Important parts of a business loan agreement
Being approved for a business loan is great, but you need to sign the business loan agreement before you can receive the funds. A lender, like a bank, credit union or alternative lender, traditionally draws up the business loan agreement.
As business loan agreements have several parts, you must understand what you are signing. Common provisions in the agreement cover how collateral is handled, interest rates and any changes that may occur if parts of the business change.
The promissory note is a basic outline of the loan. It includes how much money the loan is for, the interest rate, the payment schedule and when the loan agreement ends.
Not all loans include collateral, but if yours does, the loan agreement will include information about the collateral and when it can be seized. Collateral secures the loan and is anything the lender can seize if you default. This can include real estate, business equipment or cash.
The loan’s interest rate is essentially the cost of borrowing from a lender. Your rate may differ depending on your business credit score, the age of the business, the loan’s size and your collateral.
Before you sign on to a specific interest rate, make sure you shop around with multiple lenders to determine if you are getting the best rate.

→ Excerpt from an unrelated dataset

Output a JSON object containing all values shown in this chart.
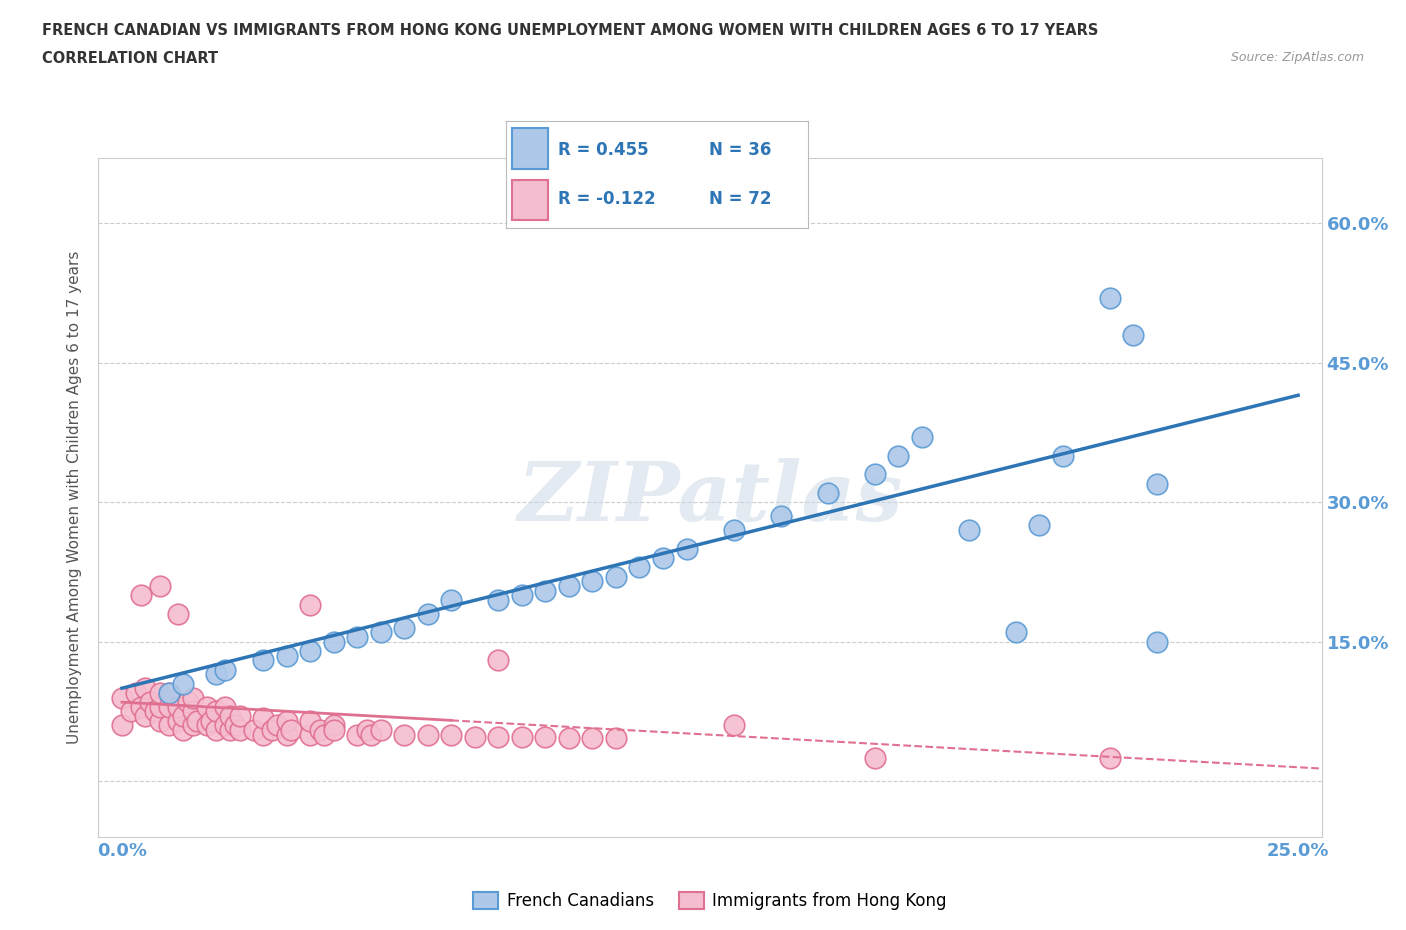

Sometimes your business structure changes, or the lender may undergo management changes. The loan agreement should outline what happens to the loan if things like this happen. Educate yourself on what types of changes could result in the end of your loan agreement or a change in payment amount.

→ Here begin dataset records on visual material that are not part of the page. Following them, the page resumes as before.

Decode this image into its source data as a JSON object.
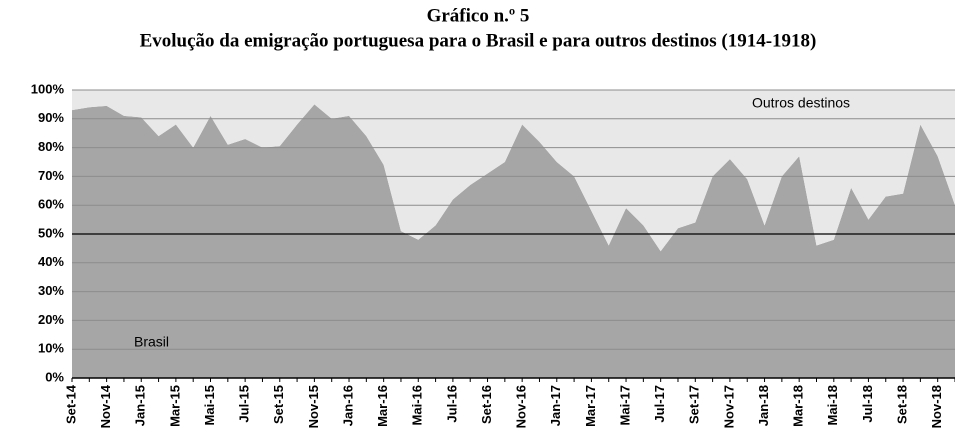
{
  "chart_data": {
    "type": "stacked_area",
    "title": "Gráfico n.º 5",
    "subtitle": "Evolução da emigração portuguesa para o Brasil e para outros destinos (1914-1918)",
    "categories": [
      "Set-14",
      null,
      "Nov-14",
      null,
      "Jan-15",
      null,
      "Mar-15",
      null,
      "Mai-15",
      null,
      "Jul-15",
      null,
      "Set-15",
      null,
      "Nov-15",
      null,
      "Jan-16",
      null,
      "Mar-16",
      null,
      "Mai-16",
      null,
      "Jul-16",
      null,
      "Set-16",
      null,
      "Nov-16",
      null,
      "Jan-17",
      null,
      "Mar-17",
      null,
      "Mai-17",
      null,
      "Jul-17",
      null,
      "Set-17",
      null,
      "Nov-17",
      null,
      "Jan-18",
      null,
      "Mar-18",
      null,
      "Mai-18",
      null,
      "Jul-18",
      null,
      "Set-18",
      null,
      "Nov-18",
      null
    ],
    "series": [
      {
        "name": "Brasil",
        "color": "#a6a6a6",
        "values": [
          93,
          94,
          94.5,
          91,
          90.5,
          84,
          88,
          80,
          91,
          81,
          83,
          80,
          80.5,
          88,
          95,
          90,
          91,
          84,
          74,
          51,
          48,
          53,
          62,
          67,
          71,
          75,
          88,
          82,
          75,
          70,
          58,
          46,
          59,
          53,
          44,
          52,
          54,
          70,
          76,
          69,
          53,
          70,
          77,
          46,
          48,
          66,
          55,
          63,
          64,
          88,
          77,
          60
        ]
      },
      {
        "name": "Outros destinos",
        "color": "#e8e8e8",
        "values": [
          7,
          6,
          5.5,
          9,
          9.5,
          16,
          12,
          20,
          9,
          19,
          17,
          20,
          19.5,
          12,
          5,
          10,
          9,
          16,
          26,
          49,
          52,
          47,
          38,
          33,
          29,
          25,
          12,
          18,
          25,
          30,
          42,
          54,
          41,
          47,
          56,
          48,
          46,
          30,
          24,
          31,
          47,
          30,
          23,
          54,
          52,
          34,
          45,
          37,
          36,
          12,
          23,
          40
        ]
      }
    ],
    "ylim": [
      0,
      100
    ],
    "yticks": [
      {
        "value": 0,
        "label": "0%"
      },
      {
        "value": 10,
        "label": "10%"
      },
      {
        "value": 20,
        "label": "20%"
      },
      {
        "value": 30,
        "label": "30%"
      },
      {
        "value": 40,
        "label": "40%"
      },
      {
        "value": 50,
        "label": "50%"
      },
      {
        "value": 60,
        "label": "60%"
      },
      {
        "value": 70,
        "label": "70%"
      },
      {
        "value": 80,
        "label": "80%"
      },
      {
        "value": 90,
        "label": "90%"
      },
      {
        "value": 100,
        "label": "100%"
      }
    ],
    "reference_line": 50,
    "grid": true
  }
}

Common terms and conditions
Knowing common terms is helpful when reading through the business loan agreement. This is not an extensive list, but here are a few common business loan agreement terms to familiarize yourself with:
- Personal guarantee: With a business loan, this provision in the loan agreement states that you will take personal responsibility if the business defaults on it.
- Prepayment penalty: In some cases, the lender may charge an extra penalty fee if you repay the loan early. This is called a prepayment penalty.

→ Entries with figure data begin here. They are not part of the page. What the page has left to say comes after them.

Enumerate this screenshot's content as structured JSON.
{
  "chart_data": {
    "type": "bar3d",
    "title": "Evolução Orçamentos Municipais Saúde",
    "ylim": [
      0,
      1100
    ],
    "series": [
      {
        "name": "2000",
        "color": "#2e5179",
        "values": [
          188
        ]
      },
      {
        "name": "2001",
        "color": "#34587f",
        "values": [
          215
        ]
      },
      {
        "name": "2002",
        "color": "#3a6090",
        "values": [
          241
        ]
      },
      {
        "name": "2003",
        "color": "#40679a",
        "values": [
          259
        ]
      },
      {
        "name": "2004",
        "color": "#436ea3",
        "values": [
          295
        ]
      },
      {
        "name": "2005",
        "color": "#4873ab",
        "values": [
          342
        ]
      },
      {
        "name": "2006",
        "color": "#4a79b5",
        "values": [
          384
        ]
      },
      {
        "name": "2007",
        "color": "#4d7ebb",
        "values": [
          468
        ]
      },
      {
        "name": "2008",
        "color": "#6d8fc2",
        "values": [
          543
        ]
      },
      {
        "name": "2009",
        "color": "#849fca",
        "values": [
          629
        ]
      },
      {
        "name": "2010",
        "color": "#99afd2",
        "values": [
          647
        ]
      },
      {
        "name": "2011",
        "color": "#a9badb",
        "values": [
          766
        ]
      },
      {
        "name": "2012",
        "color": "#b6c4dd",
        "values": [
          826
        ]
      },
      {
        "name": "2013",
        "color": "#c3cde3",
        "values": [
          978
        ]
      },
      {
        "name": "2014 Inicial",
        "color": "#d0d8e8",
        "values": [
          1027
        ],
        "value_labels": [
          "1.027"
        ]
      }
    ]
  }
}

- Default: When you miss multiple payments on the loan repayment schedule, the lender can put your loan in default.
- Late payment penalty: When you miss the payment deadline as agreed upon in the payment schedule, the lender may charge a late payment penalty.
- Blanket lien: This term states that the lender can seize any part of the business if you default on the loan.
Business loan agreement red flags
Reading through the business loan agreement can help you spot any red flags. You don’t want to sign any agreement that sets you up for failure, that your business likely won’t be able to adhere to or makes you feel uncomfortable. It may be a bad sign if:
- The lender pressures you to sign the agreement quickly.
- They are requesting money upfront, and it isn’t noted anywhere.
- The loan has a variable interest rate, which can change your payment significantly.
- The loan payments are higher than your current cash flow needs can cover.
In general, you want to avoid any signs that something is off with the lender. The loan agreement should be clear, and the lender should be able to answer any questions you have.
The bottom line
A business loan agreement outlines everything about the loan and its repayment terms. Before you sign one, make sure you understand everything it says.
It can be tempting to skim through the agreement, but carefully looking through the fine print will help you understand your loan to ensure you’re getting the best small business loan. Look out for details that put your business at risk or ask you to agree to things you aren’t comfortable with.
Frequently asked questions
An LLC loan agreement details the loan terms of a business loan for a limited liability company (LLC). The structure of an LLC limits the business owner’s liability. An LLC loan may include a personal guarantee provision to get around these limits of liability.
A loan agreement is made between the lender and the borrower. The borrower in a business loan agreement would be the business. The lender may be a bank, credit union, online lender or financing company.